Author's Note:

I am a lying liar! Of course that wasn't the end. You know I love me my Weasley reunions, and however satisfied Harry and Ginny were in the last chapter, there is still quite a road ahead of them. Quite a few of you expressed questions, but I'm pleased to say that this prelude answers a question most of you didn't know you had.

I love you guys. Thanks for being the best reviewers.

Thanks to Mel (and also to Andi), without whom this story would never have been finished.

I'm already looking ahead to the multi-chapter fic I will write next. Do we want fun and frothy, like Series of Escalating Dares? Or do we want dark and tragic? Choices, choices...

Carnivals are a place where magic happens — well, that's how the showmen would present it. They travel about, peddling entertainment and exotic creatures, and if people have had just the right level of fun, they are wont to ignore the fact almost all of it is a sham.

Take Little Franz and Gregorio, for example, traveling with (?). Night after night and town after town, they were presented as near feral half-werewolves from Turkey. In fact, they were a (mostly housebroken) set of twins from somewhere in Britain. As it happens, their provenance is far more interesting than any of the other unusual (and highly improbable) tales the carnival showmen make up. If they could but remember it, they would have a tale that would awe even the most cynical carnival-goer.

Alas, the only thing either Little Franz or Gregorio remembered was waking up in a moving caravan, throats dry, heads throbbing like mad, and a few carnies staring at them. They were offered a job — "Just until you get back on your feet"—but it's been several years now, and they never really left. The leaders did not want them to leave — aside from being natural in front of the crowd, they could... do things that defied explanation.

It was a rainy night. "Well, Granz, tonight was—"

"—another great night, indeed it was, Fregorio—"

The wolfboys had pulled off all their extra fur, and were down to their shorts. It had indeed been an excellent night. Little Franz had perfected his knife juggling, and Gregorio had pulled off breathing fire. That he had done this without matches or a lighter was his secret. Only Little Franz knew.

The wolfboys had been accumulating secrets since the carnival had first taken them in. The inexplicable things began to happen in terrifying trickles. Little Franz had ended up in a tree, once, just flew up there without having to climb. Gregorio could light fires with a wave of his hand... it had been terrifying at first.

But then the mysterious letters started to arrive.

At first the letters unnerved them. How was it they were sent by owls? And not even the same owls every time? And this Ginny... at first they wondered if they were being contacted by some nutter... but then Little Franz was juggling one afternoon, and he somehow managed to toss Gregorio up in the air and juggle him too. It made it slightly more easy to read such casual mentions of "spells" and "curses" and "Quidditch".

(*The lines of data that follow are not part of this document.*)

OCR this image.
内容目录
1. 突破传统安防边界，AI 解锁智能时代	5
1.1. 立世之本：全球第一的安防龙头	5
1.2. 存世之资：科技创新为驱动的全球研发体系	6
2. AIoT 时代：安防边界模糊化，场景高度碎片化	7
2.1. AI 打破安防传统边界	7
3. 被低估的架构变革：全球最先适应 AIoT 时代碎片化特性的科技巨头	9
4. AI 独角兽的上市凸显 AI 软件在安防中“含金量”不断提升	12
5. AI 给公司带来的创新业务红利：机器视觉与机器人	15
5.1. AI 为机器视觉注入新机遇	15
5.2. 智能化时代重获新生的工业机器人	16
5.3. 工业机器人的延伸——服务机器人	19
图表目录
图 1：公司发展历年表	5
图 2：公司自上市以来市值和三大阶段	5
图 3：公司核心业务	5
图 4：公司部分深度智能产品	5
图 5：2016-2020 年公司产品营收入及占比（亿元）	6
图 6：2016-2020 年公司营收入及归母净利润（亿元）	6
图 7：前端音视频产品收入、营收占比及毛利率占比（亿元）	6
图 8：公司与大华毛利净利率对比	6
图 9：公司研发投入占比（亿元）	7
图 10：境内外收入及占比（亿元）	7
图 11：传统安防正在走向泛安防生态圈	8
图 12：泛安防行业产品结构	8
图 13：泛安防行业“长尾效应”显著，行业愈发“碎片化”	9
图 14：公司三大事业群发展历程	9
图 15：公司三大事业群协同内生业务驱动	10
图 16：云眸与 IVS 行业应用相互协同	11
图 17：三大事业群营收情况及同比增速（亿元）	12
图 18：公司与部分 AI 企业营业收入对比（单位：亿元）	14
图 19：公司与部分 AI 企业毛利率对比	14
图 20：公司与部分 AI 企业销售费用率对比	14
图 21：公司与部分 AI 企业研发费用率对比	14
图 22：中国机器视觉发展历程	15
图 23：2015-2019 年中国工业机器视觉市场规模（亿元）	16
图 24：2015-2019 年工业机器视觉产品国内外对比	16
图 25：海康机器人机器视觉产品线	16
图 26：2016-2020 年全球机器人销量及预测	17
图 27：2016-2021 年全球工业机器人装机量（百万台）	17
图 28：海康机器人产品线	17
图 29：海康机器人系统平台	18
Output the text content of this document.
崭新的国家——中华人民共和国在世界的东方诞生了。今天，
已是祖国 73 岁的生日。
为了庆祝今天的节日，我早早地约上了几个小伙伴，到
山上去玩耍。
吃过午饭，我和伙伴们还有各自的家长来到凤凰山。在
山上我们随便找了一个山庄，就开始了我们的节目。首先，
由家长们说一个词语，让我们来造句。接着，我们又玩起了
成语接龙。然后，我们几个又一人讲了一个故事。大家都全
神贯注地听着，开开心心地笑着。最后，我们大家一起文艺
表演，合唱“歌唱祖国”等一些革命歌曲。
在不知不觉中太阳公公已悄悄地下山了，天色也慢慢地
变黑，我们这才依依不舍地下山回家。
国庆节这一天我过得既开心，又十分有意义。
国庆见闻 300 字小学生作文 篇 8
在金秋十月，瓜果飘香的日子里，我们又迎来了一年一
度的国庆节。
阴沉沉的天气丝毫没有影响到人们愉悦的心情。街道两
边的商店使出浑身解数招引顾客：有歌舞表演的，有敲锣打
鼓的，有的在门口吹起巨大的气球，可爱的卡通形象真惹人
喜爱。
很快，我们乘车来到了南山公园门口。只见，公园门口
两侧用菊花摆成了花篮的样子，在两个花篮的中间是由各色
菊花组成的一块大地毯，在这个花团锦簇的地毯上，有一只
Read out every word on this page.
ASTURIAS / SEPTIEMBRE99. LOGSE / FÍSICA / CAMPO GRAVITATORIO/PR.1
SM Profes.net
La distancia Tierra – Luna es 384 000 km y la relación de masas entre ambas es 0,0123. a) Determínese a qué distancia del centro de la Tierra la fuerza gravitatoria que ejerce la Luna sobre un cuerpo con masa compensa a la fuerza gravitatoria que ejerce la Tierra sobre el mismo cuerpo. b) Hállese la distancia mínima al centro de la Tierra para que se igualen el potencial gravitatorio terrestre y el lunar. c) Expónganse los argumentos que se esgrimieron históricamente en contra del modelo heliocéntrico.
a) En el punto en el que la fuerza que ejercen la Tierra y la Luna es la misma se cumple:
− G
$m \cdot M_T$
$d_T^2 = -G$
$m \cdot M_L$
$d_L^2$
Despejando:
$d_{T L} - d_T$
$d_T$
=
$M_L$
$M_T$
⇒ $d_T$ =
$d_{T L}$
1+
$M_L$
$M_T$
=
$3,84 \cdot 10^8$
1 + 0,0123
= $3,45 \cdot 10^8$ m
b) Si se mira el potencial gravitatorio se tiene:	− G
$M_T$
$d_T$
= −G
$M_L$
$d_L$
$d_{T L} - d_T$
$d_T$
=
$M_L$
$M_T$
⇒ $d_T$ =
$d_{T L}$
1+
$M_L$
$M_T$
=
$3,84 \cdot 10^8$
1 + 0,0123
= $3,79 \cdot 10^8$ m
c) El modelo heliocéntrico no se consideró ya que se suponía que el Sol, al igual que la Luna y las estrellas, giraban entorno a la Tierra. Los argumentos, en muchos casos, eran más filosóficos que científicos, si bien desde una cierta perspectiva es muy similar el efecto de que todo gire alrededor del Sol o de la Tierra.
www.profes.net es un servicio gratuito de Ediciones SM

By the time spring was edging into summer, Little Franz and Gregorio had decided they needed to somehow contact this Ginny person (they suspected she was their sister, as she had spent several pages complaining about being berated in public by "our stupid brothers, and Mum and Dad just sat by"). "I think she thinks we're dead," Gregorio said.

"So why's she talking to dead people, then?" Little Franz asked. "Maybe we're just missing, and presumed dead."

Gregorio just shook his head.

They tried everything. They tried capturing an owl, but they were clever little beasts, and Little Franz's finger took several weeks to heal. They tried making paper airplanes—("I thiiiiink I remember people using paper airplanes to send messages," said Gregorio)—but they only ever flew ten feet, and certainly did not manage to reach the mysterious Ginny.

Come find us, all the messages said. Increasingly, this was all Little Franz and Gregorio could think of. They wanted to leave... but all they knew, all they could remember, was this carnival. What if they set off to find the magical Ginny, and they lost everything? Neither one of them liked to admit they were scared...

"What should we try next?" Their little gypsy caravan was dark. They'd been trying to sleep for hours.

Little Franz rustled his bedclothes. "Maybe we should write it in fireworks..."

Gregorio laughed despite himself. "That sounds like fun... making fireworks say things..." It felt almost like a memory.

"We'll light it up all over Devon," Little Franz added dreamily. "She'll see it..."

"Don't you mean the Orkney Islands? She said she's in the Orkneys, and she's bloody tired of the cold."

"Oh yeah, I meant the Orkneys," Little Franz said.

Gregorio sniggered. "That poor Harry fellow. Poor both of them."

The Turkish wolfboys were quiet again, and soon slipped into dreams — one dreamed of a crooked house with smoke coming out of its chimney, a place that looked like home. The other dreamed of two older people, sitting around a fire, looking sad... both cried in their sleep, but when they awoke, neither remembered finding their home, if only in their dreams.